So if anyone has time on their hands this long weekend (well in the UK cool ) have a look.  Seeya all.  Parrots and ducks?????  What is wrong with Mr Chris Johnson, and Mr Stepen Brooks should be getting more sleep at exam time.  razz razz

If you make instant coffee in to a microwave do you go back in time??
Bellbox
2002-06-02 20:52:59
Seeing as Intel is a sponsor of UD, it's no wonder they most likely coded it to run faster on the Pentium.
kruemi [SwissTeam.NET]
2002-06-04 00:32:27
It belongs on the Project and what sort of Calculating is needed.  But The AMD-Athlon Processors are really a bit Faster in many ways than the Ones from Intel.  They greatly improved the Performance ot the Integer and Floating-Point units in the past Versions (Since K6 and K6-2).
P4 has one more Problem with the big pipelines which slow down the processor when the brace-predicrion fails (which happens quiet often... about 5%!).

As long as the Clients arnen't fully optimized for this type of processor (which means many changes in the structure) the P4 will be "slow" in such contests!

bye

kruemi
AlArenal
2002-06-04 02:17:15
I guess you mean "branch prediction". Generally, one would have to test wich project runs better on which processor.  Instead of hard-coding in assembler, the most influence will come from the compiler options.

Modern compilers allow to optimize code for different processors.  If you use Intel's C or Fortran compiler you'll optimize best for Intel CPUs.  Most other compilers won't be able to compile as well for Intel, but generally are better in optimizing for AMD or other (not Intel compatible) processors.

As we have no influence regarding the used compilers and options I gues we just have to try it out.  Maybe Stephen can give us some details on what compiler he uses with which option.  But I guess he tried to tune as well as he (and the compiler) could.
AlArenal
2002-06-04 06:03:01
@stephen:

Have you tried compiling your source code with GCC?  I bet it produces far better code than LCC, considered the fact that the old linux versions (compiled with gcc) worked a lot faster than the Windows versions.

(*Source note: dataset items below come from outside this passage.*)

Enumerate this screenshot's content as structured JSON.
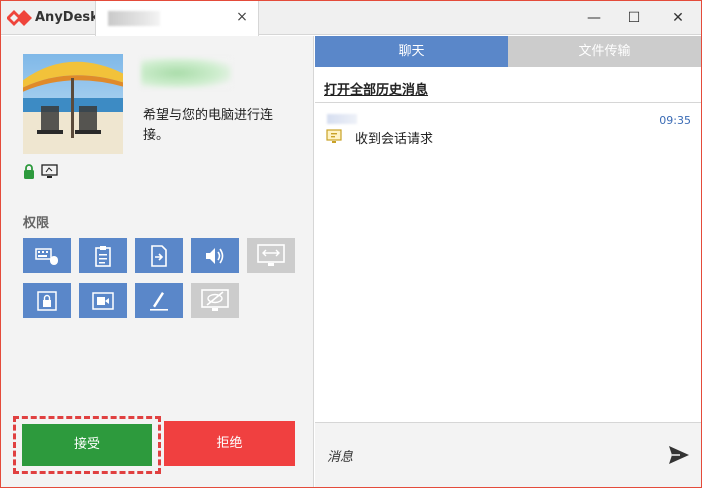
{
  "app": {
    "title": "AnyDesk"
  },
  "tab": {
    "close_label": "×"
  },
  "window_controls": {
    "minimize": "—",
    "maximize": "☐",
    "close": "✕"
  },
  "request": {
    "text": "希望与您的电脑进行连接。"
  },
  "permissions": {
    "label": "权限",
    "items": [
      {
        "name": "keyboard-mouse",
        "enabled": true
      },
      {
        "name": "clipboard",
        "enabled": true
      },
      {
        "name": "file-manager",
        "enabled": true
      },
      {
        "name": "sound",
        "enabled": true
      },
      {
        "name": "switch-sides",
        "enabled": false
      },
      {
        "name": "lock-account",
        "enabled": true
      },
      {
        "name": "record-session",
        "enabled": true
      },
      {
        "name": "draw",
        "enabled": true
      },
      {
        "name": "privacy-mode",
        "enabled": false
      }
    ]
  },
  "actions": {
    "accept": "接受",
    "reject": "拒绝"
  },
  "chat": {
    "tabs": [
      "聊天",
      "文件传输"
    ],
    "history_link": "打开全部历史消息",
    "messages": [
      {
        "time": "09:35",
        "text": "收到会话请求"
      }
    ],
    "input_placeholder": "消息"
  },
  "colors": {
    "accent": "#5a87c9",
    "accept": "#2d9a3d",
    "reject": "#f04040",
    "brand": "#ef443b"
  }
}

Maybe someone else out there who might be able to give it a try?
Orbi-tel
2002-06-05 03:09:20
quote:
Originally posted by Bellbox:
Seeing as Intel is a sponsor of UD, it's no wonder they most likely coded it to run faster on the Pentium.


WRONG.  Intel have had no involvement in the development of the UD project.  They have helped in optimising THINK's 1.14 version but not the 1.03 we use for UD.  In fact the UD project runs faster on AMD processors due to the superior FPU it has.  The UD agent amd THINK task uses none of the latest Intel or AMD optimisations (SSE, SSE2, 3DNOW!).

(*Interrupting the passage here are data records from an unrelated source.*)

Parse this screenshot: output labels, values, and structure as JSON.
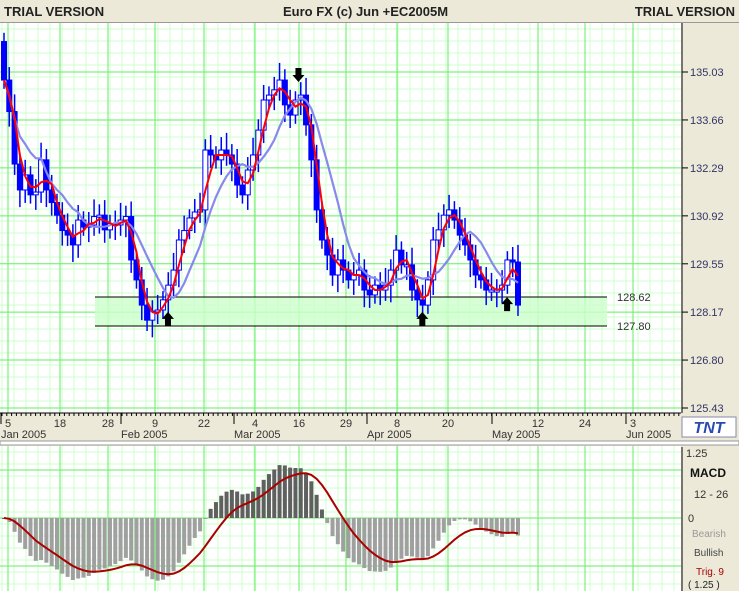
{
  "header": {
    "left": "TRIAL VERSION",
    "center": "Euro FX (c)  Jun +EC2005M",
    "right": "TRIAL VERSION"
  },
  "colors": {
    "up": "#ffffff",
    "down": "#0000ff",
    "fast_ma": "#ff0000",
    "slow_ma": "#8888ee",
    "band": "#ccffcc",
    "macd_bar": "#808080",
    "signal": "#aa0000"
  },
  "chart_data": [
    {
      "type": "candlestick",
      "title": "Euro FX (c)  Jun +EC2005M",
      "first_open": 135.9,
      "closes": [
        134.8,
        133.9,
        132.4,
        131.66,
        132.09,
        131.52,
        131.6,
        132.52,
        131.66,
        131.3,
        130.94,
        130.5,
        130.37,
        130.09,
        130.8,
        130.6,
        130.66,
        130.9,
        130.94,
        130.52,
        130.7,
        130.66,
        130.8,
        130.9,
        129.66,
        129.09,
        128.37,
        127.94,
        128.2,
        128.23,
        128.52,
        128.94,
        129.37,
        130.23,
        130.5,
        130.86,
        131.03,
        131.09,
        132.8,
        132.66,
        132.52,
        132.8,
        132.66,
        132.4,
        131.8,
        131.52,
        132.23,
        132.66,
        133.37,
        134.23,
        134.37,
        134.52,
        134.8,
        134.09,
        133.8,
        134.23,
        134.37,
        133.52,
        132.52,
        131.09,
        130.23,
        129.8,
        129.23,
        129.66,
        129.37,
        129.09,
        129.23,
        129.37,
        128.8,
        128.66,
        128.94,
        128.8,
        128.94,
        129.37,
        129.94,
        129.52,
        129.52,
        128.8,
        128.52,
        128.37,
        129.09,
        130.23,
        130.52,
        130.94,
        131.09,
        130.8,
        130.37,
        130.09,
        129.66,
        129.23,
        129.09,
        128.8,
        128.8,
        128.8,
        128.94,
        129.66,
        129.6,
        128.37
      ],
      "ylim": [
        125.0,
        136.0
      ],
      "y_ticks": [
        "135.03",
        "133.66",
        "132.29",
        "130.92",
        "129.55",
        "128.17",
        "126.80",
        "125.43"
      ],
      "x_ticks": [
        "5",
        "18",
        "28",
        "9",
        "22",
        "4",
        "16",
        "29",
        "8",
        "20",
        "12",
        "24",
        "3"
      ],
      "months": [
        "Jan 2005",
        "Feb 2005",
        "Mar 2005",
        "Apr 2005",
        "May 2005",
        "Jun 2005"
      ],
      "levels": [
        "128.62",
        "127.80"
      ],
      "buy_arrows": [
        30,
        78,
        94
      ],
      "sell_arrows": [
        55
      ],
      "fast_ma": 3,
      "slow_ma": 8
    },
    {
      "type": "bar",
      "title": "MACD",
      "params": "12 - 26",
      "ylim": [
        -1.25,
        1.25
      ],
      "y_ticks": [
        "1.25",
        "0",
        "( 1.25 )"
      ],
      "legend": [
        "Bearish",
        "Bullish"
      ],
      "trigger": "Trig. 9"
    }
  ],
  "logo": "TNT"
}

The sponsorship is to help with the infrastructure (servers, net connection costs etc) and not with the development activities.

This has been made clear on many occations on the UD message boards.

Cheers

Orbi cool
Orbi-tel
2002-06-05 03:11:53
quote:
Originally posted by AlArenal:
@stephen:

Have you tried compiling your source code with GCC?  I bet it produces far better code than LCC, considered the fact that the old linux versions (compiled with gcc) worked a lot faster than the Windows versions.

Maybe someone else out there who might be able to give it a try?


I have tried on Linux but Stephen is using some 'features' that LCC allows but GCC does not.  This is being worked through by Stephen and myself as part of the port to Linux.  Stephen has to do more work in separating the Windows Graphics code source so it can be excluded before I can continue.

Cheers

Orbi cool
Helix_Von_Smelix
2002-06-05 05:17:25
Hi Orbi-tel, i ran the same UD "WU" on both a 1GHz PIII and 1GHz K7. the PIII was about 10% faster.  Most strange.  maybe i should make a longer term test......... nope can't be arsed.  i will stick with this one for now.  Keep up the good work.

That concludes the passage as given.